Braimah Ramat Oyebunmi, Taiwo A O, Olasoji H O, Legbo J N, Amundson M, Ibikunle A A, Suleiman I K, Bala M, Ile-Ogedengbe B O
Department of Oral & Maxillofacial Surgery, Faculty of Dental Sciences, Usmanu Danfodiyo University, Sokoto, Nigeria.
Department of Oral and Maxillofacial Surgery, University of Maiduguri Teaching Hospital, Maiduguri, Nigeria.
Craniomaxillofac Trauma Reconstr. 2024 Dec;17(4):279-290. doi: 10.1177/19433875231214071. Epub 2023 Nov 15.
This was a retrospective study at Noma Children Hospital, Sokoto, Nigeria, from January 2018 to December 2021.
The main objective of this appraisal was to present Braimah-Taiwo et al's new classification system for mandibulo-maxillary synostosis secondary to noma and also to provide a guide to their treatment.
Noma with mandibulo-maxillary synostosis was the main inclusion criteria. Excluded were cases of acute noma and noma without mandibulo-maxillary synostosis. Data retrieved include demographics of patients and extent of bony ankylosis and mandibulo-maxillary synostosis.
A total of 64 patients (30 (46.9%) males and 34 (53.1%) females) were managed. Ages ranged from 6 to 40 years with mean ± SD (18.2 ± 7.6) years. Regarding the new classification system of mandibulo-maxillary synostosis, 6 (9.4%) patients presented with Type 1 (Mild joint obliteration)±Soft tissue scarring, 24 (37.5%) presented with Type II (Total joint obliteration)±Soft tissue scarring, 21 (32.8%) presented with Type III (Coronoid, zygoma and maxilla) ±Soft tissue scarring, 4 (6.3%) presented with Type IV (Condyle, glenoid fossa, coronoid, sigmoid notch and zygoma) ±Soft tissue scarring, 7 (10.9%) presented with Type V (Condyle, glenoid fossa, coronoid, sigmoid notch, zygoma and pterygo-maxilla) ±Soft tissue scarring, while 2 (3.1%) patients presented with Type VI (condyle, glenoid fossa, coronoid, sigmoid notch, zygoma, pterygo-maxilla and the orbit) ±Soft tissue scarring.

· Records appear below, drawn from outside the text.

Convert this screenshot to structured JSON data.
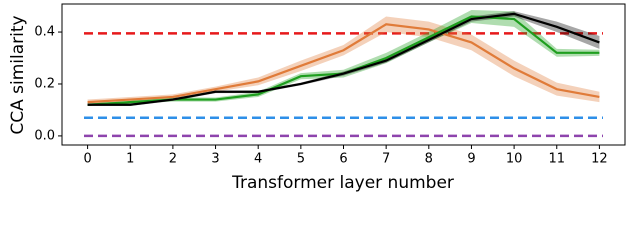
{
  "chart_data": {
    "type": "line",
    "xlabel": "Transformer layer number",
    "ylabel": "CCA similarity",
    "x": [
      0,
      1,
      2,
      3,
      4,
      5,
      6,
      7,
      8,
      9,
      10,
      11,
      12
    ],
    "xlim": [
      -0.6,
      12.6
    ],
    "ylim": [
      -0.035,
      0.508
    ],
    "xticks": [
      0,
      1,
      2,
      3,
      4,
      5,
      6,
      7,
      8,
      9,
      10,
      11,
      12
    ],
    "yticks": [
      {
        "value": 0,
        "label": "0.0"
      },
      0.2,
      0.4
    ],
    "reference_lines": [
      {
        "color": "#e6191b",
        "value": 0.395
      },
      {
        "color": "#2e8fe8",
        "value": 0.07
      },
      {
        "color": "#8e44ad",
        "value": 0.0
      }
    ],
    "series": [
      {
        "color": "#e07b39",
        "values": [
          0.13,
          0.14,
          0.15,
          0.18,
          0.21,
          0.27,
          0.33,
          0.43,
          0.41,
          0.36,
          0.26,
          0.18,
          0.15
        ],
        "errors": [
          0.01,
          0.01,
          0.01,
          0.01,
          0.015,
          0.02,
          0.02,
          0.03,
          0.03,
          0.03,
          0.03,
          0.025,
          0.02
        ]
      },
      {
        "color": "#1e9e1e",
        "values": [
          0.12,
          0.13,
          0.14,
          0.14,
          0.16,
          0.23,
          0.24,
          0.3,
          0.38,
          0.46,
          0.45,
          0.32,
          0.32
        ],
        "errors": [
          0.005,
          0.005,
          0.008,
          0.008,
          0.01,
          0.012,
          0.015,
          0.02,
          0.02,
          0.025,
          0.03,
          0.015,
          0.012
        ]
      },
      {
        "color": "#000000",
        "values": [
          0.12,
          0.12,
          0.14,
          0.17,
          0.17,
          0.2,
          0.24,
          0.29,
          0.37,
          0.45,
          0.47,
          0.42,
          0.36
        ],
        "errors": [
          0.005,
          0.005,
          0.005,
          0.005,
          0.005,
          0.005,
          0.008,
          0.008,
          0.01,
          0.01,
          0.01,
          0.02,
          0.025
        ]
      }
    ]
  }
}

Pattern of tissue destruction in noma patients is complex involving both soft and hard tissues. This new classification will guide surgeons in the effective management of these patients.
这是一项于2018年1月至2021年12月在尼日利亚索科托的诺马儿童医院开展的回顾性研究。
本评估的主要目的是介绍Braimah-Taiwo等人针对坏疽性口炎继发的下颌-上颌骨融合提出的新分类系统,并为其治疗提供指导。
主要纳入标准为患有下颌-上颌骨融合的坏疽性口炎。排除急性坏疽性口炎病例和无下颌-上颌骨融合的坏疽性口炎病例。检索的数据包括患者的人口统计学信息以及骨融合和下颌-上颌骨融合的程度。
共治疗了64例患者(30例(46.9%)男性和34例(53.1%)女性)。年龄范围为6至40岁,平均±标准差为(18.2±7.6)岁。关于下颌-上颌骨融合的新分类系统,6例(9.4%)患者表现为1型(轻度关节闭塞)±软组织瘢痕形成,24例(37.5%)表现为II型(完全关节闭塞)±软组织瘢痕形成,21例(32.8%)表现为III型(喙突、颧骨和上颌骨)±软组织瘢痕形成,4例(6.3%)表现为IV型(髁突、关节窝、喙突、乙状切迹和颧骨)±软组织瘢痕形成,7例(10.9%)表现为V型(髁突、关节窝、喙突、乙状切迹、颧骨和翼突-上颌骨)±软组织瘢痕形成,而2例(3.1%)患者表现为VI型(髁突、关节窝、喙突、乙状切迹、颧骨、翼突-上颌骨和眼眶)±软组织瘢痕形成。
坏疽性口炎患者的组织破坏模式复杂,涉及软组织和硬组织。这种新分类将指导外科医生有效管理这些患者。